Ketua Fraksi Golkar DPR ini menilai keterlibatan rakyat tetap dapat dijamin meski pilkada dilakukan melalui DPRD. Sarmuji mengatakan publik dapat dilibatkan sejak proses penjaringan calon kepala daerah.

"Rakyat bisa terlibat dalam proses penjaringan calon. Publik bisa berinteraksi langsung dengan kandidat melalui kampanye langsung, bisa didesain melalui tatap muka langsung, platform media sosial atau media lainnya.

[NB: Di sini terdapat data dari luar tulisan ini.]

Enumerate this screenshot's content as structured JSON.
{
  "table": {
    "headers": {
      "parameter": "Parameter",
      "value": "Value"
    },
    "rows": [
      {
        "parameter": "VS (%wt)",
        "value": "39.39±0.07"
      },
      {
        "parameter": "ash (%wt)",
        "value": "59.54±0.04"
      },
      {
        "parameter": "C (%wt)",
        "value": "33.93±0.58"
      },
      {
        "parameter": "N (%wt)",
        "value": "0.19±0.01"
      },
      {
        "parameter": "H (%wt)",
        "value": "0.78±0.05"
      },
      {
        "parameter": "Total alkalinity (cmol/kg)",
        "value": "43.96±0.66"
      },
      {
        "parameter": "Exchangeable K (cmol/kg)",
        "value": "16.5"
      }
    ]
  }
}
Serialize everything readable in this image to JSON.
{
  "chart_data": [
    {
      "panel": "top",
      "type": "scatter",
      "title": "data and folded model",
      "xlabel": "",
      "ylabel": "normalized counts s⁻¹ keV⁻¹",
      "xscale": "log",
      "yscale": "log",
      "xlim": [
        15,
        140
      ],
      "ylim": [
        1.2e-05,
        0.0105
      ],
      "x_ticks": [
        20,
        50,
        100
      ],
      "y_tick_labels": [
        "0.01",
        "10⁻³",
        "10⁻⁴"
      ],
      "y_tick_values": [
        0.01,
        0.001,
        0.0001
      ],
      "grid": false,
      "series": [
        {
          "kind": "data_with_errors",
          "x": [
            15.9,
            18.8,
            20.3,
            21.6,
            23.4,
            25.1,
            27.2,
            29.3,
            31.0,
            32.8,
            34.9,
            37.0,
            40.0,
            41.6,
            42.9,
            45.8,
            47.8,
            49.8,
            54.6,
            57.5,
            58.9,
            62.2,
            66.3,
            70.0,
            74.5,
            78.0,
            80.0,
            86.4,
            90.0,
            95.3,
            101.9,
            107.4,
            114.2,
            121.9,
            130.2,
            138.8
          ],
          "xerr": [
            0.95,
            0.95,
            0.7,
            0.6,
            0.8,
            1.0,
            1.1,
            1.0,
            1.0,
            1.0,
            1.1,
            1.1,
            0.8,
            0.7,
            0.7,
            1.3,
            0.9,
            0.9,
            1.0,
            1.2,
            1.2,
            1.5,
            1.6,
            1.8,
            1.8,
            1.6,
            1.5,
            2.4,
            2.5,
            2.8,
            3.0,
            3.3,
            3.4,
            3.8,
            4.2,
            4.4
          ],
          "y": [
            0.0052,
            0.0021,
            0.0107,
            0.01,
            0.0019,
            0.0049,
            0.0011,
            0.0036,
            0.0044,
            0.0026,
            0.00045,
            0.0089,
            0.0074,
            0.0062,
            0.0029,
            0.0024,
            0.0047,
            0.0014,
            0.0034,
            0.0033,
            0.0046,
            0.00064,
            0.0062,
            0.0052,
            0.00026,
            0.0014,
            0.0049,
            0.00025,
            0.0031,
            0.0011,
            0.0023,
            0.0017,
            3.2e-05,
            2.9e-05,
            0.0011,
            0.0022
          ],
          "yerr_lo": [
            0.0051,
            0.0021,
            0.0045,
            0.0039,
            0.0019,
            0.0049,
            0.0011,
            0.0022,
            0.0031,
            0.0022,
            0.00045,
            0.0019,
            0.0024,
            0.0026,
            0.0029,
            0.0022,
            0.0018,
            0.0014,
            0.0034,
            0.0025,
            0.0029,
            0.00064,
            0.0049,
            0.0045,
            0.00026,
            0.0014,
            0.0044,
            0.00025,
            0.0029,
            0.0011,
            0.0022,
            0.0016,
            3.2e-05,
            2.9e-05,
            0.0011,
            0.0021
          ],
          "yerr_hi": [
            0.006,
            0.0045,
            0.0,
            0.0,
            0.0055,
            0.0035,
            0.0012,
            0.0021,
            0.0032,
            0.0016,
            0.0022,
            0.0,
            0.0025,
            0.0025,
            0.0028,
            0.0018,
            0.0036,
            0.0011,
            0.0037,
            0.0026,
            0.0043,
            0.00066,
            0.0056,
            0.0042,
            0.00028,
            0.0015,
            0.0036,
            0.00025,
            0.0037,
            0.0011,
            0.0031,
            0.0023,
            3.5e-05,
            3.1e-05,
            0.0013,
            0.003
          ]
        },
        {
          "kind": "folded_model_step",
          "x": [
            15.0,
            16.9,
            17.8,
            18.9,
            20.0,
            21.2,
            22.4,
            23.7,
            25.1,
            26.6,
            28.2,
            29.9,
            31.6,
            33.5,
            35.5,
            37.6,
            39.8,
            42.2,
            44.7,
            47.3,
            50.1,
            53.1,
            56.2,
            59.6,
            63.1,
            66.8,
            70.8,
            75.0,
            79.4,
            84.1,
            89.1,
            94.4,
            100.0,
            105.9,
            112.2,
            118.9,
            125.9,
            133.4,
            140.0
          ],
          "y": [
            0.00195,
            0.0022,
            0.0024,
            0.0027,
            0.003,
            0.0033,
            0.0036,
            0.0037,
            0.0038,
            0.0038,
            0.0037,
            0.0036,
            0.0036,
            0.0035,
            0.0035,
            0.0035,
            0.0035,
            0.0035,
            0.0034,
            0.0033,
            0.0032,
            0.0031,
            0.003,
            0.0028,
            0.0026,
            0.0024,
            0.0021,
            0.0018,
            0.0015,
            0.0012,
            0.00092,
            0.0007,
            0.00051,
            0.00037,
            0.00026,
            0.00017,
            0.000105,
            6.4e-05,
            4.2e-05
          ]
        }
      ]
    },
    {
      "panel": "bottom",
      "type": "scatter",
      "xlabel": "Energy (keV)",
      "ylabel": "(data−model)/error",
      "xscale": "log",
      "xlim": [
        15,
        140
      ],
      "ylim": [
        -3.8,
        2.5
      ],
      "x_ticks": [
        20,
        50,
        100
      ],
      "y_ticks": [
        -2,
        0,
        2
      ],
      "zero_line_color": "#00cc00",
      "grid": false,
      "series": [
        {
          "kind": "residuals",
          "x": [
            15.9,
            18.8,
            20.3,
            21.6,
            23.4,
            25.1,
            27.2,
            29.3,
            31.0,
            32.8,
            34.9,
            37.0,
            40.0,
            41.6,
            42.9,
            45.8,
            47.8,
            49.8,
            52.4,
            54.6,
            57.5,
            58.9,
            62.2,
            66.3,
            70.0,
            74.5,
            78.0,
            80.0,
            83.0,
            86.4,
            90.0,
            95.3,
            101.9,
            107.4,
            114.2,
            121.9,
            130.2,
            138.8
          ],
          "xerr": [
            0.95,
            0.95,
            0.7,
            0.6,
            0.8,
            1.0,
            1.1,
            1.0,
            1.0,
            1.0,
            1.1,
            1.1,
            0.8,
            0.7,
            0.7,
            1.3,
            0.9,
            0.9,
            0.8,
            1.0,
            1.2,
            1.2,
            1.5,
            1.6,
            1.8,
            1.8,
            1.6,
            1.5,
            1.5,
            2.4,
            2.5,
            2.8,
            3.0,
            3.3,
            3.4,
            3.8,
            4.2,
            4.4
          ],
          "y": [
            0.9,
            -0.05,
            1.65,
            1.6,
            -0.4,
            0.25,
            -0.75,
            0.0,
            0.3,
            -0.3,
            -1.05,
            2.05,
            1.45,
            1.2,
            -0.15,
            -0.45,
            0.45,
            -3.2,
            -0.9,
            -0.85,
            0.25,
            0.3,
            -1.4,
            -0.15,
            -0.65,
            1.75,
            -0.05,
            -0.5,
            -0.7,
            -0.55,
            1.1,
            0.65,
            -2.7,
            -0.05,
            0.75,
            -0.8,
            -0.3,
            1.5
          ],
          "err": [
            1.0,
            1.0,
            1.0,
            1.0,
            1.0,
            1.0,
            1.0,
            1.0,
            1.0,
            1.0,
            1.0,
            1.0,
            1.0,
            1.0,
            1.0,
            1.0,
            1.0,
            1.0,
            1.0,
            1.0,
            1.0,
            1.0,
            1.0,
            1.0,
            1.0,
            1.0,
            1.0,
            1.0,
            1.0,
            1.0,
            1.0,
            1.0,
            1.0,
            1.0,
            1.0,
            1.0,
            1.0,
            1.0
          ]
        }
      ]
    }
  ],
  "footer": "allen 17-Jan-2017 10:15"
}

Yang penting publik bisa mengetahui bagaimana isi pikiran kandidat," ucapnya dia.

"Demikian juga debat kandidat bisa tetap dilakukan. Dengan demikian publik akan menilai kualitas calon. Jika DPRD memilih calon yang tidak berkualitas dia akan dihukum rakyat di pemilu selanjutnya," timpal Sarmuji.

LSI Denny JA sebelumnya merilis hasil survei terkait usulan pilkada melalui DPRD. Dalam survei ini disebutkan mayoritas responden tidak setuju dengan pilkada melalui DPRD, yang paling keras menolak adalah Gen Z.

Responden diberi pertanyaan 'Apakah Ibu/Bapak setuju atau tidak setuju wacana Pilkada tidak langsung atau dipilih oleh DPRD'. Hasilnya 66,1 persen menyatakan kurang setuju/tidak setuju sama sekali.

Rinciannya, kurang setuju/tidak setuju sama sekali memperoleh 66,1 persen responden. Lalu, sangat setuju/cukup setuju sebesar 28,6 persen, dan tidak tahu/tidak 5,3 persen.

"Jadi dari data ini kita lihat bahwa di atas 65 persen menolak pilkada DPRD," kata Ardian Sopa saat merilis hasil survei di Jakarta.